A House of Commons report found that Johnson made serious errors by flirting with the idea of herd immunity, convinced as he was that people would not accept lockdown and that attempting to suppress the virus was only delaying the inevitable. The result was “many thousands” of unavoidable deaths, the report found. When Johnson belatedly ordered a strict lockdown, he failed to abide by it. The fallout from illegal parties at Downing Street, for which he and others were fined by police, left him so badly damaged that it was only a matter of time before the next scandal brought him down.

Intuitive grasp

Zelenskiy faced an even bigger crisis, of course. At the beginning of this year, after almost three years in office, he was mired in recriminations over the slow pace of reform and stood accused of hypocrisy for having filled so many key positions will allies from his previous career. Russia’s invasion transformed him. His bravery and resolve set the tone for Ukraine’s remarkable resistance. Using just a camera phone, he reassured his compatriots while shaming the West into rapid, co-ordinated action and making the Kremlin’s propaganda machine look like a clapped-out relic. Zelenskiy intuitively grasped the role he had to play and played it better than anyone.
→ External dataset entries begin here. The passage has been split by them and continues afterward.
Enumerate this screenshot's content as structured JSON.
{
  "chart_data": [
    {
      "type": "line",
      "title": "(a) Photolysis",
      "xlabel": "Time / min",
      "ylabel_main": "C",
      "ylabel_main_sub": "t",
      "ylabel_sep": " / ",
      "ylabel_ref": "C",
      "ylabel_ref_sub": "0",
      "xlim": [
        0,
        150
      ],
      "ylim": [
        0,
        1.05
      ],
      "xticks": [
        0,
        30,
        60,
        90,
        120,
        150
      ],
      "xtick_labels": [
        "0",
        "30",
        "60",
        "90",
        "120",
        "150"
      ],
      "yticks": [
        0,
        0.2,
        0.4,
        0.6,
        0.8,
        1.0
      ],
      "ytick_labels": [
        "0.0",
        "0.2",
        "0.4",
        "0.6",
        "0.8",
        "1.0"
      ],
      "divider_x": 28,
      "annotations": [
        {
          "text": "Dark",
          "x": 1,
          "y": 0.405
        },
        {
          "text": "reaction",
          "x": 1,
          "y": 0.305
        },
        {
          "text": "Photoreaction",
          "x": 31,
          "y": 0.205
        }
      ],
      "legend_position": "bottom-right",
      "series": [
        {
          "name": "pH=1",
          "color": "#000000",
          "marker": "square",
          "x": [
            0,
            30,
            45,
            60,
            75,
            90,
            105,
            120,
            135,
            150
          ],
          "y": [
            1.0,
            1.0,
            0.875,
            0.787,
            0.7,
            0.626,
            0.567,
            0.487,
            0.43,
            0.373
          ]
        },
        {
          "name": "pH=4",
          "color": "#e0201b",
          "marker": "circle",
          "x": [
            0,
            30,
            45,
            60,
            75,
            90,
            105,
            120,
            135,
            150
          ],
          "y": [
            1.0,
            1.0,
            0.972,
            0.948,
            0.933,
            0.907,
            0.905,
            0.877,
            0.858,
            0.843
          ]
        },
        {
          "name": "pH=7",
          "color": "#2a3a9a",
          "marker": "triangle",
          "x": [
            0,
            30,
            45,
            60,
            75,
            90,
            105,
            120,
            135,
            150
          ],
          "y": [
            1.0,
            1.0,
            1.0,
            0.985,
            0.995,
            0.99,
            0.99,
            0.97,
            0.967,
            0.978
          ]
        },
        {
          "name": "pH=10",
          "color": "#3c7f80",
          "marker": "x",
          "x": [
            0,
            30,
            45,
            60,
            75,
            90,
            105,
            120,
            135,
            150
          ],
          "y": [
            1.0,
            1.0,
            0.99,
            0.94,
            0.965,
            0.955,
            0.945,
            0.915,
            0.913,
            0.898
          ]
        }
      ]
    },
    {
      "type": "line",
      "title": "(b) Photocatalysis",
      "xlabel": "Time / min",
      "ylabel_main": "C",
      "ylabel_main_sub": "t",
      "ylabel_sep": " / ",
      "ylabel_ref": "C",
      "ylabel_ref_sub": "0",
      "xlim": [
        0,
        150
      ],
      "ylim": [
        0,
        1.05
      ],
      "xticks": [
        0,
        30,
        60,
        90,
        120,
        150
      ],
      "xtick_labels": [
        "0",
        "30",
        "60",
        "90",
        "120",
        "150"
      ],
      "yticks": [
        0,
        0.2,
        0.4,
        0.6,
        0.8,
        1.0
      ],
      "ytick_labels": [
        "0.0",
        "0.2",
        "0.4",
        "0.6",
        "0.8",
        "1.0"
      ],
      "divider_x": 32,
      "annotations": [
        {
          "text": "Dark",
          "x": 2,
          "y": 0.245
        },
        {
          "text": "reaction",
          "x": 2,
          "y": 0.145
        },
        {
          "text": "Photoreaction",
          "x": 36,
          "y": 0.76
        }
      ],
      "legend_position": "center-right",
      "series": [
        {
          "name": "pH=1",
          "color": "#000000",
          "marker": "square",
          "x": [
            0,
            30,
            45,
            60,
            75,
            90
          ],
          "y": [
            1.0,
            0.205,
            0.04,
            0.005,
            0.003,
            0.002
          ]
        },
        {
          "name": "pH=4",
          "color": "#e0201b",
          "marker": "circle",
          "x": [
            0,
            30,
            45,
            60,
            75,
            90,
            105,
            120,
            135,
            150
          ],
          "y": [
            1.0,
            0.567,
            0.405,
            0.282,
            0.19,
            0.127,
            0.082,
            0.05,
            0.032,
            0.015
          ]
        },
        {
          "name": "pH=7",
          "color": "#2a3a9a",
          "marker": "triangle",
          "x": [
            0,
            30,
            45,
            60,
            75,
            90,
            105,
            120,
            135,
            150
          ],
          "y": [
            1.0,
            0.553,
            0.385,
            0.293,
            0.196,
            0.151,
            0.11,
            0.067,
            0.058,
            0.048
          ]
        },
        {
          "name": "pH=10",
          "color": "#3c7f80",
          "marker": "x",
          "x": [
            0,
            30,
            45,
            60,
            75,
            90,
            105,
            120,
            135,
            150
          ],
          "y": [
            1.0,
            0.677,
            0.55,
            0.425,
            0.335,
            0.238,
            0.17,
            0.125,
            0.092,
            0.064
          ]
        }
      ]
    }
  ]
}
In his final months in office, Johnson aligned himself closely with Zelenskiy. It became a running joke in London: whenever he had bad headlines at home, the British prime minister would pick up the phone to Kyiv. But it was not necessarily a flattering parallel: Zelenskiy’s moral stature, his ability to rise to the moment, showed up Johnson’s shortcomings.

In the postmortems of his time in Downing Street, Johnson’s rise has been described as a cautionary tale about what happens when the lines between politics and entertainment are blurred. But the problem wasn’t that Johnson was a joker; it was that his character flaws – his contempt for truth, his lack of compassion, his organisational ineptitude, his changeable convictions – made him wildly unsuited to high office. When the joke wore thin, it turned out the joke was all there was.